Es ist die vielleicht schönste Nachricht in dieser Töff-Saison: Wir sind endlich wieder Spitze in der Seitenwagen-WM! Der Berner Markus Schlosser (49) reist mit seinem Luzerner Beifahrer Marcel Fries (54) als klarer WM-Leader zum Final-Wochenende Ende Oktober in Estoril.
Um Himmels Willen, Seitenwagen? Ja, diese wilden Kerle gibt es immer noch. Und Schlosser ist drauf und dran, eine goldene Schweizer Ära wieder aufleben zu lassen. Denn während Jahrzehnten sind wir eine gigantische Dreirad-Nation.
Tollkühne Piloten wie Hans Haldemann (†88), Edgar Strub (†79) sowie die tödlich verunfallten Fritz Scheidegger (†36) und Florian Camathias (†41) gehören in den 50er und 60er Jahren zu unseren grossen Sport-Helden, ehe Rolf Biland (70) mit 7 WM-Titeln und unfassbaren 81 Rennsiegen zur Legende wird.
Degradierung in die Anonymität
Doch dann wird die Gespann-Klasse in der Töff-WM ausgebootet. Vorher sind die Dreiräder seit 1949 auf derselben Weltbühne unterwegs wie die Zweirad-Idole Luigi Taveri, Mike Hailwood, Giacomo Agostini oder Kenny Roberts. Doch ab 1997 fliegt der Spektakelsport aus der Töff-WM, der heutigen MotoGP.
Doch vor allem in Deutschland, England und der Schweiz lebt die familiäre Szene weiter. Ohne Scheinwerferlicht, ohne grosse Sponsoren, ohne TV-Übertragungen. Die Leidenschaft ist genauso gross wie früher, auch wenn Schlosser und Fries neben dem Sport ganz normal Vollzeit arbeiten. Der WM-Leader ist selbstständiger Töff-Mech, revidiert und tunt sein Gespann deshalb selbst. Nur deshalb kommt er mit einem Budget von rund 100´000 Franken durch die Saison.
Schlosser fährt schon ewig in der undankbaren Anonymität. «Ich bin seit 31 Jahren dabei», sagt er. Der Berner fährt in den 90er Jahren sogar noch gegen Biland und gilt seit Jahren als bester Schweizer, holt diverse kleinere Titel.
Schlossers Beifahrer wollte aufhören
Folgt nun die historische Krönung? Schlosser/Fries fahren dem ersten Schweizer WM-Titel seit Biland 1994 entgegen. «Unsere Führung ist komfortabel», sagt Schlosser, «aber wir freuen uns erst, wenn alles klar ist. 2016 bin ich in der letzten Runde ausgefallen, so dass mir eine halbe Runde zum Titel gefehlt hat!»

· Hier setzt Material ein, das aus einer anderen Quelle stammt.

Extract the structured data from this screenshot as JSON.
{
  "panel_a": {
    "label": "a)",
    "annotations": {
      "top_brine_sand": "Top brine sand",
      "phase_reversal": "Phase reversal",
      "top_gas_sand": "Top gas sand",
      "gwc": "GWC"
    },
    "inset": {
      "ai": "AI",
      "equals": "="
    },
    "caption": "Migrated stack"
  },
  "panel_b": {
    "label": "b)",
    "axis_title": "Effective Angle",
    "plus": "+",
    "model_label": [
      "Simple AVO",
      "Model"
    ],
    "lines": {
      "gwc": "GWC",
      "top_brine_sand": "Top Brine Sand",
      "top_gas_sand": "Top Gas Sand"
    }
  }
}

Weltmeister zu werden wäre auch für «Plampi» Fries eine grosse Sache. Der Glasbau-Unternehmer wollte 2018 eigentlich aufhören. Doch nun turnt er sich womöglich zum Titel.
Unfairer Gegner aus England
Was gleich ist wie früher: Die grossen Schweizer Rivalen sind Briten. Zu Bilands Zeiten heissen sie Steve Webster und Darren Dixon. Dieses Jahr kämpfen Schlosser/Fries mit Ex-Weltmeister Tim Reeves und Todd Ellis um die Krone. Schlosser ist nicht wirklich traurig, dass Reeves nach einer Disqualifikation wegen illegalen Motors im Titelkampf out ist: «Er fährt wie Ben Hur, er ist ein wirklich unfairer Fahrer. Es ist unschön, dass sich ein Champion so auf der Strecke aufführt.»
Dass jetzt nach 20 britischen Weltmeistern in den 27 Jahren seit Bilands letztem Titel nun endlich wieder Schweizer vorne liegen, freut auch Biland und den Thuner Adolf Hänni, der als Beifahrer vom Finnen Pekka Päivärinta Weltmeister war. Schlosser: «Mit beiden habe ich viel Kontakt. «Röfu» ist extrem erfreut!»